AIについて詳しい清水亮さんが主催した『女子限定 初心者AIハッカソン』の取材に行ってきた。清水亮さんを知らない人に清水亮さんを説明するのは難しい。清水さんは、人工知能学者、思想家、発明家、実業家。筆者が最初に知り合ったのは彼が作ったタブレット型端末『enchantMOON』の取材だった(懐かしい)。その後も清水さんはたくさんの会社を起業して、いろんな仕事をしている。

で、清水さんは、2022年秋にChatGPTが公開されるずっと以前から深層学習(ディープラーニング)に興味津々で、はるか前から深層学習の話とかを何度もされていていた。今、写真を探してみると、2016年の8月に清水さんからディープラーニングの話を聞いていた。8年も前から、清水さんは深層学習に興味津々だったのだ。

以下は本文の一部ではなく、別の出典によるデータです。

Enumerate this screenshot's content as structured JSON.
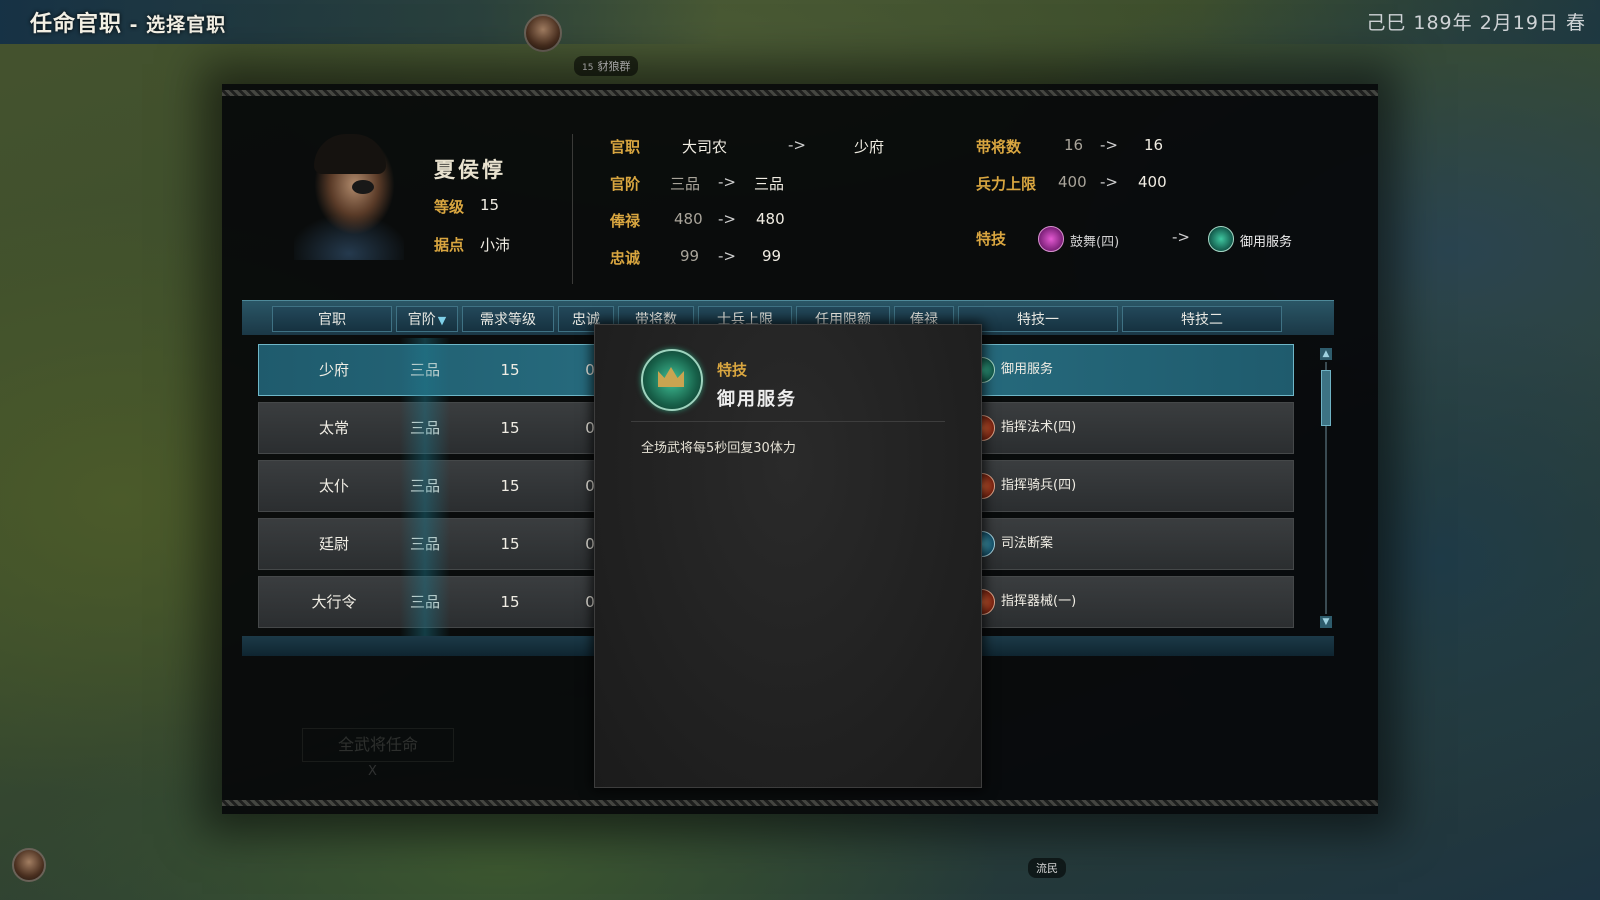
{
  "header": {
    "title": "任命官职",
    "separator": " - ",
    "subtitle": "选择官职",
    "date": "己巳 189年 2月19日 春"
  },
  "map": {
    "unit_tag": "豺狼群",
    "unit_level": "15",
    "refugee_tag": "流民"
  },
  "officer": {
    "name": "夏侯惇",
    "level_label": "等级",
    "level": "15",
    "base_label": "据点",
    "base": "小沛"
  },
  "changes": {
    "arrow": "->",
    "post": {
      "label": "官职",
      "from": "大司农",
      "to": "少府"
    },
    "rank": {
      "label": "官阶",
      "from": "三品",
      "to": "三品"
    },
    "salary": {
      "label": "俸禄",
      "from": "480",
      "to": "480"
    },
    "loyalty": {
      "label": "忠诚",
      "from": "99",
      "to": "99"
    },
    "commanders": {
      "label": "带将数",
      "from": "16",
      "to": "16"
    },
    "troops": {
      "label": "兵力上限",
      "from": "400",
      "to": "400"
    },
    "skill": {
      "label": "特技",
      "from": "鼓舞(四)",
      "to": "御用服务"
    }
  },
  "table": {
    "headers": [
      "官职",
      "官阶",
      "需求等级",
      "忠诚",
      "带将数",
      "士兵上限",
      "任用限额",
      "俸禄",
      "特技一",
      "特技二"
    ],
    "rows": [
      {
        "post": "少府",
        "rank": "三品",
        "req_level": "15",
        "loyalty": "0",
        "skill1": "御用服务",
        "skill1_color": "green",
        "selected": true
      },
      {
        "post": "太常",
        "rank": "三品",
        "req_level": "15",
        "loyalty": "0",
        "skill1": "指挥法术(四)",
        "skill1_color": "red",
        "selected": false
      },
      {
        "post": "太仆",
        "rank": "三品",
        "req_level": "15",
        "loyalty": "0",
        "skill1": "指挥骑兵(四)",
        "skill1_color": "red",
        "selected": false
      },
      {
        "post": "廷尉",
        "rank": "三品",
        "req_level": "15",
        "loyalty": "0",
        "skill1": "司法断案",
        "skill1_color": "teal",
        "selected": false
      },
      {
        "post": "大行令",
        "rank": "三品",
        "req_level": "15",
        "loyalty": "0",
        "skill1": "指挥器械(一)",
        "skill1_color": "red",
        "selected": false
      }
    ]
  },
  "tooltip": {
    "label": "特技",
    "name": "御用服务",
    "description": "全场武将每5秒回复30体力"
  },
  "footer": {
    "appoint_all": "全武将任命",
    "close_hint": "X"
  },
  "colors": {
    "gold_label": "#d9a640",
    "selected_row": "#2a7285",
    "header_bar": "#23485a"
  }
}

8年前に深層学習について熱く語る清水さん。早い。早すぎて、誰もついてきていなかった。筆者も、当時、現在のAIの基本的な仕組みである深層学習の話を聞いていたおかげで、今AIがブームになって、基礎的な理解がしやすくて感謝している。

清水亮さんが主催する『初心者AIハッカソン』

というわけで、清水さんが『初心者AIハッカソン』をやるというから、「それはぜひ取材に行きたい」とお伝えした。すると、その企画はいつの間にか、『女子限定 初心者AIハッカソン』という企画になっていた。

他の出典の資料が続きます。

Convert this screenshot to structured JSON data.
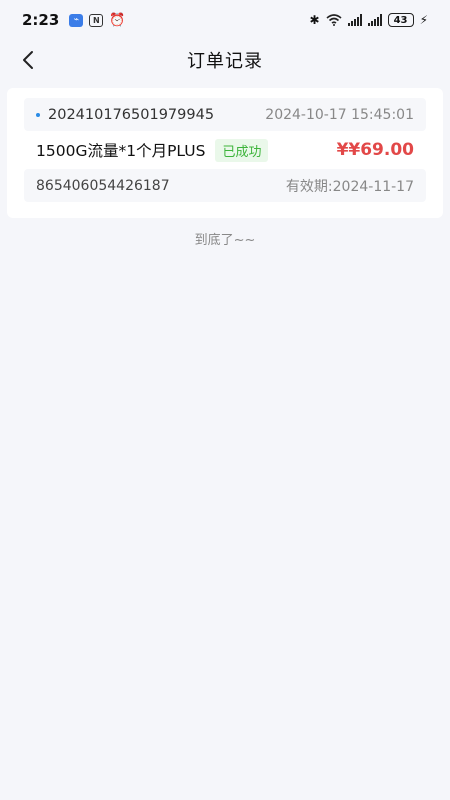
{
  "status_bar": {
    "time": "2:23",
    "battery": "43",
    "icons": [
      "app-chip-icon",
      "nfc-icon",
      "alarm-icon",
      "bluetooth-icon",
      "wifi-icon",
      "signal-icon",
      "signal-icon",
      "battery-icon",
      "charging-icon"
    ]
  },
  "nav": {
    "title": "订单记录",
    "back_icon": "back-arrow-icon"
  },
  "order": {
    "order_no": "20241017650197 9945",
    "order_no_full": "202410176501979945",
    "created_at": "2024-10-17 15:45:01",
    "product_name": "1500G流量*1个月PLUS",
    "status": "已成功",
    "price": "¥¥69.00",
    "device_id": "865406054426187",
    "expire": "有效期:2024-11-17"
  },
  "end_hint": "到底了~~",
  "colors": {
    "background": "#f5f6fa",
    "price": "#e24848",
    "success": "#3db43b",
    "accent": "#2b8ce6"
  }
}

「なんで、女子限定にしたんですか?」と聞くと、「だって、オレ、オッサンに教えるのイヤだもん」との回答が返ってきた。それだけ聞くと今どきジェンダー的に問題がある発言に聞こえる。しかし、それは清水さん流の照れ隠しで、実は女性から女性限定のイベントの方が安心して参加できるという話があったとか、女性がプログラムを組めると新しい可能性が開けるということらしい。決して、我々凡人が考えるような不謹慎な理由ではないはずだ。

注:その後聞いたところによると、男性グループが多くなるハッカソンでは、女性は参加しにくいからそういうチャンスが必要だと思っていたとのこと。下は清水さんがその件について、書いた記事。

プログラミング経験ゼロの女子9人を集めて1時間でプログラミングを教え、そのままハッカソンしてみた(清水さんのnote)

https://note.com/shi3zblog/n/nf67fbfd57313

「だいたい、大学とかのプログラミングの授業は長すぎるんだよ。オレが教えたら1時間もしたら、プログラミングできるようになるから」と清水さん。いや、いくらなんでもそれはハッタリが過ぎるのでは?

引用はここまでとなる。